Once the proposed outcome of a case is finally determined, a draft opinion is prepared and circulated for extensive comments by the other justices who heard the case. A justice who agrees with the outcome, but not with the analysis of the majority opinion, writes a separate concurring opinion. A justice who disagrees with the outcome, in whole or in part, writes a separate dissenting opinion. A final opinion for the court is voted at a court conference after all the opinions have been circulated and agreed upon. The majority opinion and the separate opinions are then sent to the Reporter of Judicial Decisions. The reporter checks the opinions for technical accuracy, and sees to their posting in the Connecticut Law Journal. When the opinions are finalized, the parties receive notification of the result and the opinion is then published on the Judicial Branch website as an Advanced Release Opinion. Within the next two weeks, the opinions are published in the Connecticut Law Journal by the Commission on Official Legal Publications.

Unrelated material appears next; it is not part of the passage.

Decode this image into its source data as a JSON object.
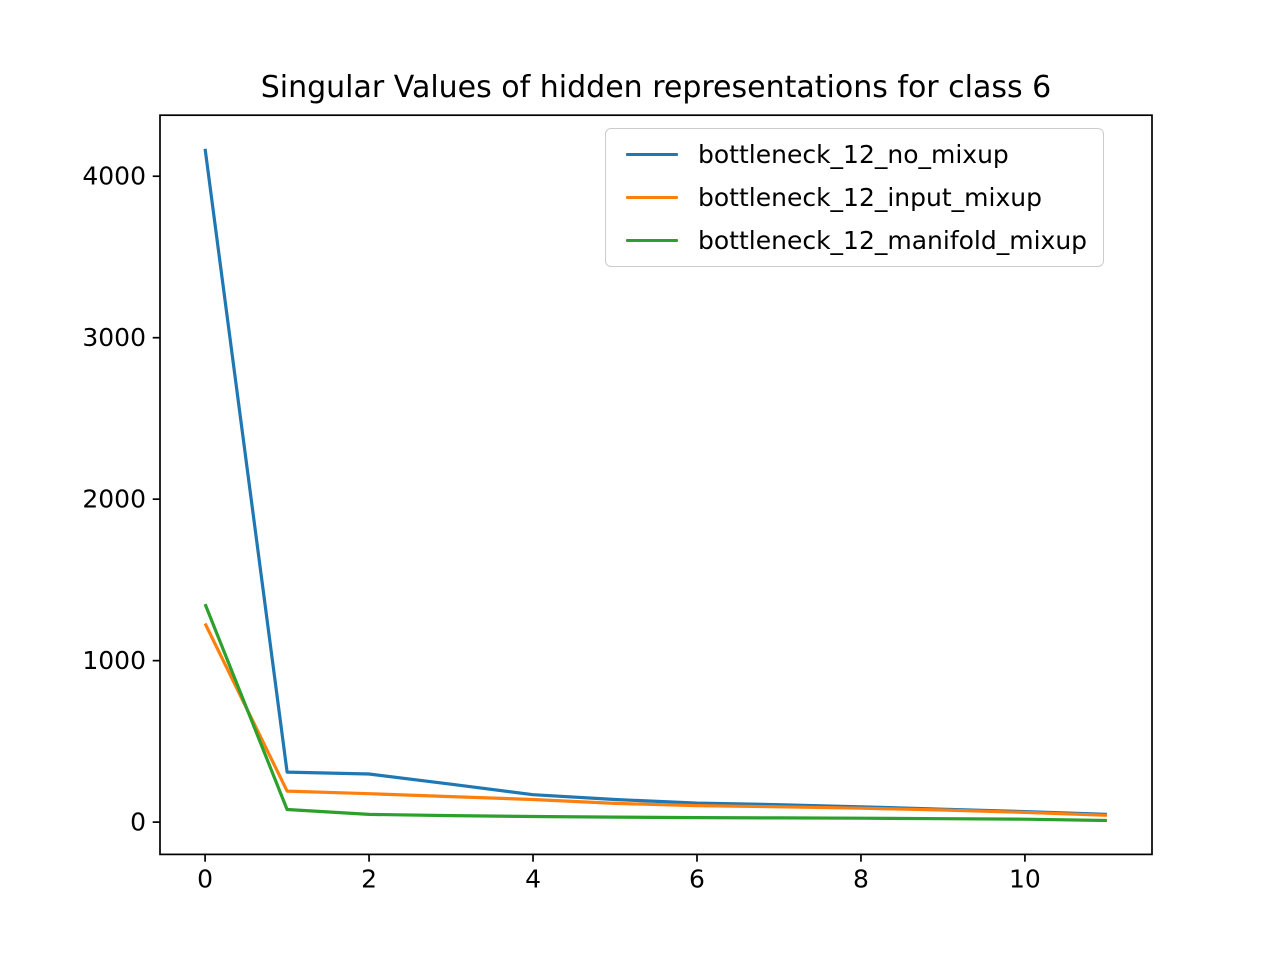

A party that disagrees with the judgment of the Supreme Court may file a motion for reargument or for reargument en banc. If that motion is denied, the party can seek permission to file an appeal in the Supreme Court of the United States, but only if the case involves an issue of federal law. On questions of state law, a decision of this court cannot be further appealed. The legislature is always free, however, to change the applicable law within constitutional limits.
The Supreme Court courtroom is 43 feet wide, 56 feet long and 35 feet high. Most of the wood in the room is oak. The state seal is emblazoned on many of the wall panels, the lamps and the carpet. Included in the seal is the state motto, “Qui transtulit sustinet” (“He who transplanted still sustains”). The portraits on the walls are those of the most recently retired Chief Justices.
The two murals that dominate the room were painted by Albert Herter and placed in the building upon its completion in 1913. Behind the justices’ bench is “The Signing of the Fundamental Orders of 1638-39.” The Orders, the first written constitution in the United States, were drawn up by Thomas Hooker, Roger Ludlow and John Haynes. Hooker is shown standing and addressing the gathering. Ludlow, the secretary, is seated, while Haynes stands in the background with a copy of the new constitution in his hand. In the corners of the mural are the seals of England, seventeenth century Connecticut and modern Connecticut.
The ceiling mural is entitled “An Allegory of Education.” At the top, a mother is seated with the Book of Knowledge and Experience in her lap and her child by her side. On her left stands the Spirit of Wisdom; on her right, the Spirit of Progress. The center portion shows two young men bearing flaming torches that represent the light of education gained from the Book of Knowledge and Experience. They are going forth into life’s activities, urged on by the Spirits of Wisdom and Progress. The bottom portion of the mural shows two figures, representing ignorance and superstition. They appear confused as they fall farther and farther into the darkness as the light of education advances.